A Bad Review Gave the Impressionists Their Famous Name!

October 10th, 2010 Posted in Claude Monet


Image : http://www.flickr.com

Claude Monet is perhaps the most famous of the Impressionists. But how did they get that name?

In 1874, there were strict standards for works hung in the official Paris Salon. They had to be classically painted, perfectly aligned and glass-smooth with no brush strokes – almost photographic. A group of artists who had a different style of painting had often been rejected by the Salon. Their art went in a different direction. It embodied small, fast, colorful brush strokes that gave merely the essence, the “impression,” of the subject. They decided to exhibit their works in an independent show. And their first show got a bad review.

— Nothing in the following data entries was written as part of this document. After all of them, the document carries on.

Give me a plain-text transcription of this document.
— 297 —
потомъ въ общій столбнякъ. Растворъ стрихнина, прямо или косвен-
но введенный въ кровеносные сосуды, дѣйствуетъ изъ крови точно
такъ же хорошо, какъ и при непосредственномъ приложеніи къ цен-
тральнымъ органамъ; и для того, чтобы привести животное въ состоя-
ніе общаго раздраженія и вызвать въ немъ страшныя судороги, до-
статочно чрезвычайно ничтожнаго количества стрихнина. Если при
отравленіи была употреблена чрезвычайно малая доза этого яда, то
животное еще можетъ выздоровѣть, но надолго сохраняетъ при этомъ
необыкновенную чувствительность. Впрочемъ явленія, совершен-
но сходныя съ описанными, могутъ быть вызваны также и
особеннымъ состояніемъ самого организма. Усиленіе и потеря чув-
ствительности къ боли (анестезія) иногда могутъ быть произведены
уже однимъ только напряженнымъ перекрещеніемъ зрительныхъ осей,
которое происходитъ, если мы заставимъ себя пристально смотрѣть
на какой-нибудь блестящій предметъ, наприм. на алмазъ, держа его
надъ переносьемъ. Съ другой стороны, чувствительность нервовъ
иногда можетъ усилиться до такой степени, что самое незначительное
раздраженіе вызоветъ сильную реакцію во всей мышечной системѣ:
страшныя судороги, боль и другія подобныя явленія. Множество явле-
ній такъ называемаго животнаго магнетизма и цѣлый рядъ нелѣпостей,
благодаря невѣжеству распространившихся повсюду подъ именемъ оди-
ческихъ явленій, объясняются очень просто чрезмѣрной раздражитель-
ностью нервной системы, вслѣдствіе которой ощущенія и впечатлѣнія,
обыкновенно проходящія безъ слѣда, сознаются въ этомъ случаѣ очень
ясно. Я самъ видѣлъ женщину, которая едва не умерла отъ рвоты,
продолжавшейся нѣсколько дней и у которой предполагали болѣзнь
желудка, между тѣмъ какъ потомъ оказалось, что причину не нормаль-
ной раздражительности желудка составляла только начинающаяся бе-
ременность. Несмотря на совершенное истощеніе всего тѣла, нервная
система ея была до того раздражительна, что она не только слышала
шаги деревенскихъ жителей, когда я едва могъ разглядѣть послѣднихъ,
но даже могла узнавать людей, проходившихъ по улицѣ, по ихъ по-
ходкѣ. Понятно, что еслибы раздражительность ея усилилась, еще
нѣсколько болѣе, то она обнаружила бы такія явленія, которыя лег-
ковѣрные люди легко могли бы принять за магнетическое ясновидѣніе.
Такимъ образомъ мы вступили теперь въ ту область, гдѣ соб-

Edouard Manet started the whole “Impressionist” art movement, although it wasn’t called Impressionism at that time. Manet’s work in the 1860′s greatly influenced Claude Monet and other artists.

The principal Impressionist painters who worked together and influenced each other were:

Claude Monet

Pierre-Auguste Renoir

Camille Pissaro

Alfred Sisley

Berthe Morisot

Armand Guillaumin

Frederic Bazille

Edgar Degas and Paul Cezanne also painted in an Impressionist style for a time.

These artists shared new approaches to art. They each had their own style, but generally they liked painting outdoors (called “en plein air”) with fast, short brush strokes. They thought this better captured the general “impression” of the scene.

The Paris Salon was the official art exhibition of the Academie des Beaux-Arts in Paris, France. From 1748-1890 it was the chief art event in the Western world. The Salon had accepted the works of some of these painters, but often they were rejected or poorly situated if accepted at all. So in 1874 several artists decided to have an independent exhibition of the works the Salon had refused.

The exhibition took place in April 1874, in the salon of the photographer Nadar.

Claude Monet hung his painting of a sunrise, called “Impression, soleil levant” or “Impression, sunrise.” It was painted with visible brush strokes, using the technique of broken color to give a visual sensation of light.

Art critic Louis Leroy ridiculed the show, using the title of Monet‘s piece as the title of his hostile review, “The Exhibition of the Impressionists.” He wrote:

“Impression – I was certain of it. I was just telling myself that, since I was impressed, there had to be some impression in it… and what freedom, what ease of workmanship! Wallpaper in its embryonic state is more finished than that seascape.”

Although intended as a derogatory remark, the term “Impressionism” was adopted by the artists themselves. The Impressionists were radicals at the time who now had a name for their new art movement.